Si bien, desde la Grecia Clásica las naciones buscaban ciertos canales de entendimiento, sería con el Barón Pierre de Coubertin, quien en junio de 1894,  que se llevó a cabo en París Francia, en la Universidad de la Sorbona, el primer Congreso Olímpico Internacional, con 79 delegados de 13 países y el visto bueno de otras 21 naciones, para que en 1900 se llevara a cabo la II Olimpiada, en la propia ciudad de París, en medio de diversas dificultades y errores. Ese gran esfuerzo, de buscar la conciliación entre gobiernos y naciones, como también una manera idealista de quitarle presión al sistema internacional, que previniera un conflicto entre potencias (sin embargo, en la primera mitad del siglo XX, se gestaron dos Guerras Mundiales).

Citius, Altius, Fortius, (más rápido, más alto y más fuerte), es la frase que ha definido al movimiento olímpico gracias a Pierre de Coubertin, pensando en la condición que en las justas atléticas predominara, la equidad y honestidad de los competidores y más aún, que fuera un medio para suavizar las pugnas entre las naciones dominantes de la época y la integración con el resto de la comunidad internacional del momento, no obstante, de este noble deseo, las olimpiadas han servido para ser escenario de la demostración de la superioridad de la potencia del momento, tan solo es de recordar, las olimpiadas de Berlín en 1936, estando Adolfo Hitler como Canciller de Alemania, quien hizo uso de demostración de la fortaleza que había alcanzado su nación tras la debacle de la Primera Guerra Mundial y de la humillación que habían recibido con los Tratados de Versalles.  La raza aria, la nueva Alemania había resurgido y sus atletas eran muestra de ello.

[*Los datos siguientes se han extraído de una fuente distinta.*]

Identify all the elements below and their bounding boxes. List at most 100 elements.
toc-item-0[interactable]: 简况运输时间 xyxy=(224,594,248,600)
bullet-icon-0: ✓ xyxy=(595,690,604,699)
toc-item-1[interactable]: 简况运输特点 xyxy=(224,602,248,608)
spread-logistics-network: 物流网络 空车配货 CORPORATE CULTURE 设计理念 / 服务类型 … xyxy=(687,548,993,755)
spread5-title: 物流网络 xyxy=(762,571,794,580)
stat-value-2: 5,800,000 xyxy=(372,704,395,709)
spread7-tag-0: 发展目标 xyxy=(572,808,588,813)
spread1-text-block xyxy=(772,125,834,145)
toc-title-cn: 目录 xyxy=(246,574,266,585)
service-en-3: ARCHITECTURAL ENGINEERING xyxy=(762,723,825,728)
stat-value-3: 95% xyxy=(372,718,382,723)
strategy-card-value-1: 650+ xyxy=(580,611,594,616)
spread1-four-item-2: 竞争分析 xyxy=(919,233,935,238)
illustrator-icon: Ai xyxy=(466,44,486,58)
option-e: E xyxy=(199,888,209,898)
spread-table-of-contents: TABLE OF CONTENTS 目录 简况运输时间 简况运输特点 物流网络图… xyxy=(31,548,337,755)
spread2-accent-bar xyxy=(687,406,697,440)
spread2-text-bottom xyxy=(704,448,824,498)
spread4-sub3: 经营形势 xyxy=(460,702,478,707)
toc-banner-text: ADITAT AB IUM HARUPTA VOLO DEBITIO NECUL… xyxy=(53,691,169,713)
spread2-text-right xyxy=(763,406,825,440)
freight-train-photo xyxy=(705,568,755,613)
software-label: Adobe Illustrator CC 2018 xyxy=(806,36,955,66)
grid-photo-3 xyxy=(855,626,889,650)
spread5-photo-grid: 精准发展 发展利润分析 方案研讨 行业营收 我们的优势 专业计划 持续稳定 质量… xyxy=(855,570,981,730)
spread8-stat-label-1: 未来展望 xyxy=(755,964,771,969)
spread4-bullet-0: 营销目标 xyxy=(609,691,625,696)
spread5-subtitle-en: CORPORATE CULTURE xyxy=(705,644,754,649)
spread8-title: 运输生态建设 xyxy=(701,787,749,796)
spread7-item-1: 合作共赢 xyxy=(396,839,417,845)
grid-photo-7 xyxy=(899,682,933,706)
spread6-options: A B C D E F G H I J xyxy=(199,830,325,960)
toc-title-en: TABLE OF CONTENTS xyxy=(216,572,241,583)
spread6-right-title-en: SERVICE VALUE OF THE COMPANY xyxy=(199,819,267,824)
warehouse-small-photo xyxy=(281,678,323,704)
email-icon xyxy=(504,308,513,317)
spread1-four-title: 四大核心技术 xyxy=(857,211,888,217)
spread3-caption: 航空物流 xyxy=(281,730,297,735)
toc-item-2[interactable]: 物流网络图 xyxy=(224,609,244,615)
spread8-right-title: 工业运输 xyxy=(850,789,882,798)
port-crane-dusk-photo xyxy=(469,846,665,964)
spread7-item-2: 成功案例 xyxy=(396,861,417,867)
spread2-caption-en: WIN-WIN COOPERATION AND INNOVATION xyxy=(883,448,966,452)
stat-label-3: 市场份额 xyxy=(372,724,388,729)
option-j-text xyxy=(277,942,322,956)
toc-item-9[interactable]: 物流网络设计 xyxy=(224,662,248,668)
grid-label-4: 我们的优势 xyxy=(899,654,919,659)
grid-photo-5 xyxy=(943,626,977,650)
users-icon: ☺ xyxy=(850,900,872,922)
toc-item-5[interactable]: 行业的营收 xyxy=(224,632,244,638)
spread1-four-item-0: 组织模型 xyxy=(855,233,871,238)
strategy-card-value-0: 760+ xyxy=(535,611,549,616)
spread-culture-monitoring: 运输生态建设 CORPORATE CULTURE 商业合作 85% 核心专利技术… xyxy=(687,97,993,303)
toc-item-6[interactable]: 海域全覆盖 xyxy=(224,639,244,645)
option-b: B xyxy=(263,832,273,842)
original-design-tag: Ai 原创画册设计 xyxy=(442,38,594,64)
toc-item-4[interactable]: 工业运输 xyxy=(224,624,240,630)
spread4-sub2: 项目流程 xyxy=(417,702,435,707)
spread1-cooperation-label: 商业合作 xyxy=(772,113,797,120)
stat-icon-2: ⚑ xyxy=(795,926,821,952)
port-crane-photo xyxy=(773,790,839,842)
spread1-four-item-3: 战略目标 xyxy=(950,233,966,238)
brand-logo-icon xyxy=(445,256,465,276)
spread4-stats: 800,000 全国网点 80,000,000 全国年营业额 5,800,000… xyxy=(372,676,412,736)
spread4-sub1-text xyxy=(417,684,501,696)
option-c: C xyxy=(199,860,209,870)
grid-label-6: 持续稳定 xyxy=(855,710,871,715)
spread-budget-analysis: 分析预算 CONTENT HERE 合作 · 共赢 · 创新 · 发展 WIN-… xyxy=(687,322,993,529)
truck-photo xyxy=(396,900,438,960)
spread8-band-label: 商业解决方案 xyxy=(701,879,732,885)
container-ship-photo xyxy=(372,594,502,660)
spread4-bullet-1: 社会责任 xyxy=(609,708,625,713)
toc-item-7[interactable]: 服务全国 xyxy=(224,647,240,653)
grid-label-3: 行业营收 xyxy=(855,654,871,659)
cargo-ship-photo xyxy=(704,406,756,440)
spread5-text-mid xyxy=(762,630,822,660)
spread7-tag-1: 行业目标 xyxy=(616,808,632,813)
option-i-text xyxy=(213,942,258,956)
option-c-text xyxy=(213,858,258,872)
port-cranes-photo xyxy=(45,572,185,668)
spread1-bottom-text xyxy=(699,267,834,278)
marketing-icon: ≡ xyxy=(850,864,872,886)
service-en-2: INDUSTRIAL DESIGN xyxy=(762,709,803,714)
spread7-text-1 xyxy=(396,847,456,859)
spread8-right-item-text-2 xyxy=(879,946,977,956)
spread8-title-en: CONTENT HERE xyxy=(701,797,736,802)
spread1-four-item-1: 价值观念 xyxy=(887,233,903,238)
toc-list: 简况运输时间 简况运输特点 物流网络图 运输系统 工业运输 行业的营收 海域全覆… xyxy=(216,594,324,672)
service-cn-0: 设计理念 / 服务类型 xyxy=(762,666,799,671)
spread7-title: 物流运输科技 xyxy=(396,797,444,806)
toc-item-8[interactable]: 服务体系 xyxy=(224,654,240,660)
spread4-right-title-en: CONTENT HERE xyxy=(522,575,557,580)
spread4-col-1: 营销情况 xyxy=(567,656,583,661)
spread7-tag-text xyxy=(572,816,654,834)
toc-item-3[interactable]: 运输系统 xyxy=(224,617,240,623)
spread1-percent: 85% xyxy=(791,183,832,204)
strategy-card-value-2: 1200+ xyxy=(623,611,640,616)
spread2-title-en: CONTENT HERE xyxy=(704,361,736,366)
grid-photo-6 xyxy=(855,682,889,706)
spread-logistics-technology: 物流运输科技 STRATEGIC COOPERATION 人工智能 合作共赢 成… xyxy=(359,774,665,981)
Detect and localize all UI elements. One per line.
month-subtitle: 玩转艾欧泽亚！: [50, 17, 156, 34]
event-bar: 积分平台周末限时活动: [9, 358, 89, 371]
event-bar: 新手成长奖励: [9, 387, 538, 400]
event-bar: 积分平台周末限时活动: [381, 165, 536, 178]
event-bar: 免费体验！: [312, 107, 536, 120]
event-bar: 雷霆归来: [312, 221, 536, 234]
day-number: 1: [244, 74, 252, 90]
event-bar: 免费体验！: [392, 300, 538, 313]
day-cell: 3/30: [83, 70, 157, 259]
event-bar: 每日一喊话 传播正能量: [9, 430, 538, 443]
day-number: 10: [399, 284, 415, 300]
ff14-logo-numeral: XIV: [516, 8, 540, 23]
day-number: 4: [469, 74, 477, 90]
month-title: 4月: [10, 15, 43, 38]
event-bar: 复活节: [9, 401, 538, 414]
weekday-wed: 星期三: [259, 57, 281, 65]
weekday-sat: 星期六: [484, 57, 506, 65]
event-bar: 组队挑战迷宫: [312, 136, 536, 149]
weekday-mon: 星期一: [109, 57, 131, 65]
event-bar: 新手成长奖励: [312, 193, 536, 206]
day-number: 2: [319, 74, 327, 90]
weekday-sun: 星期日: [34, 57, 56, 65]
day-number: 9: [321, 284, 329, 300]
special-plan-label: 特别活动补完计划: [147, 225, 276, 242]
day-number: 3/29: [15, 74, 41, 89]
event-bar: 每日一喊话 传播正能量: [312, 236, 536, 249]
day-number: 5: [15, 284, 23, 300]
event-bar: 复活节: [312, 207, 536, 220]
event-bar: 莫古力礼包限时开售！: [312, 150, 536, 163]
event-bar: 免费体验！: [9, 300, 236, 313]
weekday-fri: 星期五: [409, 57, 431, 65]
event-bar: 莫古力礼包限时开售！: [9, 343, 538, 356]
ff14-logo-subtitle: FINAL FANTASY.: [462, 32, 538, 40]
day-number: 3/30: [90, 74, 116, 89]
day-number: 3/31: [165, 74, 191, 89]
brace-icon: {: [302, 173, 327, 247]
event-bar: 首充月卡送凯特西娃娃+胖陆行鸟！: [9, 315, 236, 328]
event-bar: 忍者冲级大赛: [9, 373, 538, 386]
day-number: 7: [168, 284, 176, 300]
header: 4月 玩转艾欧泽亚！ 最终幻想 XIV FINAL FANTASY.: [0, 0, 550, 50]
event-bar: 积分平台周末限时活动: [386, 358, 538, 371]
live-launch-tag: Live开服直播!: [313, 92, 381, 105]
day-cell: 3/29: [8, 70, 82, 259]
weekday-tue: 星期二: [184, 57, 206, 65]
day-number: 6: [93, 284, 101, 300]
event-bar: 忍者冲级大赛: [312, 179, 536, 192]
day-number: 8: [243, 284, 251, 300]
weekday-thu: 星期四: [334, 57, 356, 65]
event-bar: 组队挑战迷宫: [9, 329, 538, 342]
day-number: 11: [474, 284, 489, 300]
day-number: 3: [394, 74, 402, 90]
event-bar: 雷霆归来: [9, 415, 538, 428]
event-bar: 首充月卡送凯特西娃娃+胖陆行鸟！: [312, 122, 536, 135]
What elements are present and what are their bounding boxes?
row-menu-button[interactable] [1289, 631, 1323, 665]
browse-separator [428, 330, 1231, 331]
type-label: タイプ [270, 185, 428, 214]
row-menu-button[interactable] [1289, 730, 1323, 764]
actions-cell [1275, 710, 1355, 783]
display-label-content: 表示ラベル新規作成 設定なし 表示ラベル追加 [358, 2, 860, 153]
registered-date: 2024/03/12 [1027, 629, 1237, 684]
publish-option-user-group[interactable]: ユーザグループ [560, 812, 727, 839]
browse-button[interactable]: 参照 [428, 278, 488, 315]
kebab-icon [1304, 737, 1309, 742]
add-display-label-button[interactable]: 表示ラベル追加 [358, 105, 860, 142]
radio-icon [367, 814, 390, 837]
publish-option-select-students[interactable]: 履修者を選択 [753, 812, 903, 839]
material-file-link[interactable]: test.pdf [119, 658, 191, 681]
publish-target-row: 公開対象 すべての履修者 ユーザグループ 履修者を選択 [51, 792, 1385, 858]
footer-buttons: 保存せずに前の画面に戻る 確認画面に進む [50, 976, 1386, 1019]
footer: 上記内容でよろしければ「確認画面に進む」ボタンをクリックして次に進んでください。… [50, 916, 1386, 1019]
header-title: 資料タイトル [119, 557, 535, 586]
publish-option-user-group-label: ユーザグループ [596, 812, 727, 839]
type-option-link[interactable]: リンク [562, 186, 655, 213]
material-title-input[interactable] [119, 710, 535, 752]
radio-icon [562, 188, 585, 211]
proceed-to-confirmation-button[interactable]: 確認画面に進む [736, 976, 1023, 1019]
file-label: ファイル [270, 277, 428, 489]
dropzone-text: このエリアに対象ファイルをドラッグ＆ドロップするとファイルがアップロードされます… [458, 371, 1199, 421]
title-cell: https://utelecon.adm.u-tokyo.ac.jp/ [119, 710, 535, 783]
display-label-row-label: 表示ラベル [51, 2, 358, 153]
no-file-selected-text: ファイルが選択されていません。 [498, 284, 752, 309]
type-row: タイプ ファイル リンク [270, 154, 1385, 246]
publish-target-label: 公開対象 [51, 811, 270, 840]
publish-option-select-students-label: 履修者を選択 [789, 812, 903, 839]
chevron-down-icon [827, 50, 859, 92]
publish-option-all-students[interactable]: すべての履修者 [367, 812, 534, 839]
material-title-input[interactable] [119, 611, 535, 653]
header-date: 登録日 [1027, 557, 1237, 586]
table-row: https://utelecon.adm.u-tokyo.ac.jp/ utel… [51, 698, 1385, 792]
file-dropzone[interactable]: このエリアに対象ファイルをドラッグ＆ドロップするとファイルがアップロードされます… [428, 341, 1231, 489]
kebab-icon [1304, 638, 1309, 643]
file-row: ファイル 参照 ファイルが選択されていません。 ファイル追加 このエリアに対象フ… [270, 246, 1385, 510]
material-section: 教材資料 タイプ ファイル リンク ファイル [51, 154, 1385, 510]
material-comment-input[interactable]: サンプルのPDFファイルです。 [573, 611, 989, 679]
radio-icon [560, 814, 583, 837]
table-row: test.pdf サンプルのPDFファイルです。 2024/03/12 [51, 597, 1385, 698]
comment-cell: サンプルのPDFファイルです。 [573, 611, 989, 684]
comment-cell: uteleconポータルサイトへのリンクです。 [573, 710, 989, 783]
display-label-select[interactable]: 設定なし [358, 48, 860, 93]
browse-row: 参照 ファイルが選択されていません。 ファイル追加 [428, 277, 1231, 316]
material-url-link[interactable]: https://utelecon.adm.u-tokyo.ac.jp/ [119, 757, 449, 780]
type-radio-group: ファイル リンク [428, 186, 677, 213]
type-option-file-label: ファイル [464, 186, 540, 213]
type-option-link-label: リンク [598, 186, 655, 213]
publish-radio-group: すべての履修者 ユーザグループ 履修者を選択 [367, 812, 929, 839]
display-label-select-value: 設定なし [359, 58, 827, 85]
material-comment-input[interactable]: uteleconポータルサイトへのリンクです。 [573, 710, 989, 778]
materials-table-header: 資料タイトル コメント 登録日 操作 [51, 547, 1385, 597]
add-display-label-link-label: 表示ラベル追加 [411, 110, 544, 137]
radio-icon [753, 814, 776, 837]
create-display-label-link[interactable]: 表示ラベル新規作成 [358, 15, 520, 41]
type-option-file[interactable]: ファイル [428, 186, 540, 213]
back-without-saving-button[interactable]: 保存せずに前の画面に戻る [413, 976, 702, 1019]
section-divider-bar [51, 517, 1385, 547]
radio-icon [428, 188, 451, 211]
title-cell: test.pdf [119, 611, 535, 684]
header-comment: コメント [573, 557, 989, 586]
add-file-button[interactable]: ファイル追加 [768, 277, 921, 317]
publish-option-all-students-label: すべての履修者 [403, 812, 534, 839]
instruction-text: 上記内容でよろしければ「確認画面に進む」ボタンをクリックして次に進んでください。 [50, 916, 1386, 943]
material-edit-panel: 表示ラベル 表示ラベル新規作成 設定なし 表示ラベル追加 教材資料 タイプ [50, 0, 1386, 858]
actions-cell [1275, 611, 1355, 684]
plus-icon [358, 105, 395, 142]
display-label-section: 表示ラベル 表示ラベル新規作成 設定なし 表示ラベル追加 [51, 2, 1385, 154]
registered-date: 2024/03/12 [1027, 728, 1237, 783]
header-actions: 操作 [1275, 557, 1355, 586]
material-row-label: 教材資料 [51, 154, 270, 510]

La Segunda Guerra Mundial, detuvo al olimpismo, pero en 1948 se reactivaron en la sede seleccionada para 1944, que era Londres; a partir de esta fecha hasta el momento, las olimpiadas han tenido una tesitura muy especial, pues se convirtieron en un escenario mas, en la disputa de los bloques hegemónicos de la Guerra Fría, los EEUU y la Unión Soviética, hacían uso de toda su capacidad para llevar a los mejores atletas y que obtuvieran el mayor número de medallas a su favor, pero no de plata o bronce, era imperativo que fueran de oro, lo que demostraría, que el modelo de sociedad que encabezaban, era el más óptimo para vivir.

 

Tan solo es de recordar los boicots que se dieron en 1980 a las Olimpiadas de Moscú por la invasión soviética a Afganistán y la repuesta  a las siguientes Olimpiadas, que se celebraron en la ciudad de Los Ángeles, EEUU.  Las disputas no solo eran visibles en los juegos de verano, también lo fueron los espacios de las Olimpiadas de Invierno en 2014, que se llevaron a cabo en la ciudad de Sochi y que estuvieron fuertemente cuestionadas, pues previo, el gobierno de Vladimir Putin, había logrado recuperar para su nación la región de Crimea, vital para sus intereses geoestratégicos en el Mar Negro.

 

Las olimpiadas que desde este día se llevaran a cabo y por dos semanas más, tendrán una nueva historia, no de la conflictividad de una nación con una nueva raza o la pugna entre la democracia liberal y el totalitarismo, estás nuevas olimpiadas tiene la connotación del conflicto entre las naciones del occidente democrático y el oriente de las tecno-autocracias, pero también, de la demostración de qué nación, fue más efectiva con su plan de vacunación, que nación, pese a las restricciones, logró mantener en pleno la vigencia del Poder Nacional, es decir, son las olimpiadas de la globalización 2.0 y en dónde será interesante observar como los bloque se confrontan bajo el cobijo de la solidaridad frente a una pandemia que ha sacudido la esencia de la existencia de la comunidad internacional.

 

Luego entonces, la participación de México, no sólo va dirigida al Citius, Altius, Fortius, sino también, debe de demostrar cual es su voluntad en el nuevo ring de la confrontación de los bloques de poder globales, pero siempre y cuando los atletas mexicanos hayan recibido todo el sustento de sus respectivas federaciones y ante todo de la CONADE, pues a pocas horas de su inicio formal se han tenido diversas noticias de la falta de apoyo para una digna participación como lo es el ciclismo.  El olimpismo es un eficiente mecanismo de softpower, que lo tienen bien afinado las potencias, ¿será que no se entiende esta necesidad de proyección de la fortaleza de México a través del deporte? El deporte mexicano, es más que beisbol y futbol.